Dives will however have to be guided by local professionals certified by the Turkish Underwater Sports Federation.
Twelve of 16 large ship and submarine wreck-sites as well as the scenic Bebek Rocks are now open to visiting divers, says the ministry’s Directorate of Gallipoli Historic Site. These include HMS Majestic, the biggest of nine pre-Dreadnought Royal Navy battleships which was sunk by a U-boat with the loss of 49 lives near Cape Helles.
HMS Louis, a destroyer sunk by Ottoman guns, HMS Ocean and HMS Irresistible are also now diveable and additional wrecks could be added to the list later, with others thought still to lie unidentified in the 58sq mile area.
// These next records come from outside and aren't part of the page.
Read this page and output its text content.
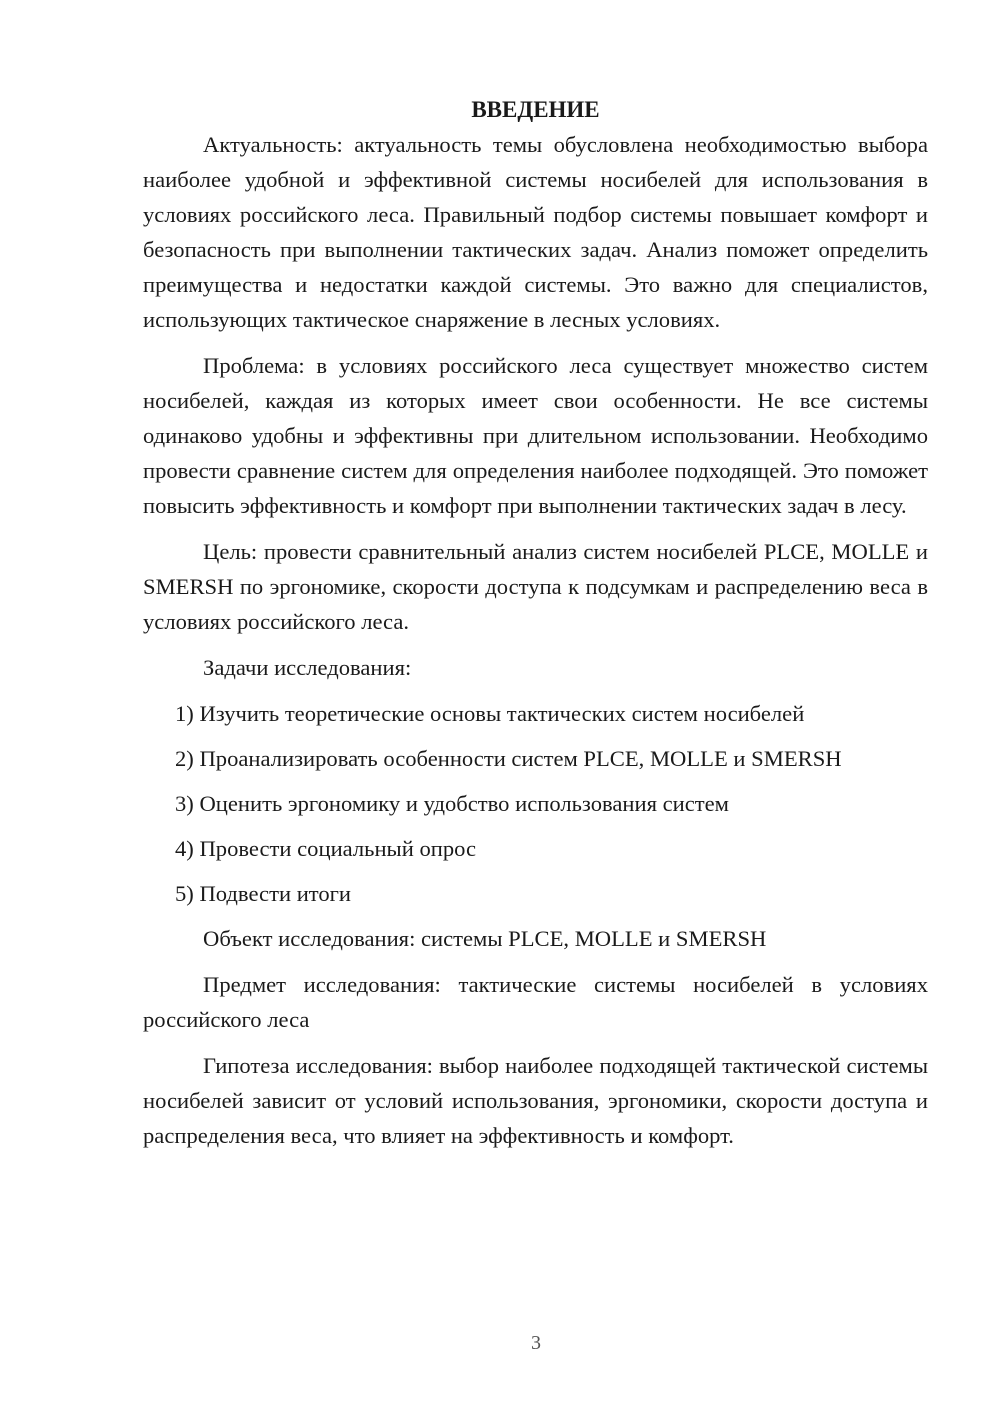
ВВЕДЕНИЕ

Актуальность: актуальность темы обусловлена необходимостью выбора наиболее удобной и эффективной системы носибелей для использования в условиях российского леса. Правильный подбор системы повышает комфорт и безопасность при выполнении тактических задач. Анализ поможет определить преимущества и недостатки каждой системы. Это важно для специалистов, использующих тактическое снаряжение в лесных условиях.

Проблема: в условиях российского леса существует множество систем носибелей, каждая из которых имеет свои особенности. Не все системы одинаково удобны и эффективны при длительном использовании. Необходимо провести сравнение систем для определения наиболее подходящей. Это поможет повысить эффективность и комфорт при выполнении тактических задач в лесу.

Цель: провести сравнительный анализ систем носибелей PLCE, MOLLE и SMERSH по эргономике, скорости доступа к подсумкам и распределению веса в условиях российского леса.

Задачи исследования:

1) Изучить теоретические основы тактических систем носибелей
2) Проанализировать особенности систем PLCE, MOLLE и SMERSH
3) Оценить эргономику и удобство использования систем
4) Провести социальный опрос
5) Подвести итоги

Объект исследования: системы PLCE, MOLLE и SMERSH

Предмет исследования: тактические системы носибелей в условиях российского леса

Гипотеза исследования: выбор наиболее подходящей тактической системы носибелей зависит от условий использования, эргономики, скорости доступа и распределения веса, что влияет на эффективность и комфорт.

3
Post-WW1 wrecks include the minesweeper Lundy, which sank in the 1930s, the cargo ship Franco from the 1960s, and several lighters.
The wrecks are said to be suitable for divers at all levels, though with the given depths ranging from 3m to 350m a submersible would be necessary to explore the deepest.
Preparing the park took some three years and involved comprehensive seabed mapping carried out by TUBITAK Marmara Research Centre and Istanbul University, with 3D models made of each vessel. Movable items were removed from the wrecks for conservation.
Further south and 460 miles away in Kas, in the Antalya region on Turkey’s south coast, work is said to be almost complete on the Lycia-Kas Underwater Art Park.
This has involved 658 replicas of lost artefacts from the ancient Lycian civilisation being made using eco-friendly materials and laid out by local diving professionals over 10,000sq m of seabed.
Depths range from 5 to 20m, allowing the exhibits to be viewed by snorkellers and people on tour-boats as well as scuba divers. Fixed moorings are being provided to protect seagrass beds and the marine life that lives in them.
Lycia was a region known to history from the late Bronze Age but its people were subjugated over the centuries by the Persians, Greeks and Romans. Their language was lost and it later became part of the Byzantine and Ottoman empires before being inherited by Turkey.
Many relics of the ancient Lycian civilisation were looted over time, with London’s British Museum said to have assembled one of the finest collections.
Highlights of the underwater park are said to include columns from a colonnaded Lycian street, Poseidon and his Horses, the Chimera and the Legend of Bellerophon, and Nereids in the ancient city of Xanthos, according to Hurriyet Daily News.
The project, a collaboration between local authorities and the Western Mediterranean Development Agency and Chamber of Shipping, aims to boost the number of annual dives in Kas from 80,000 to 300,000 and to make it a year-round tourist destination.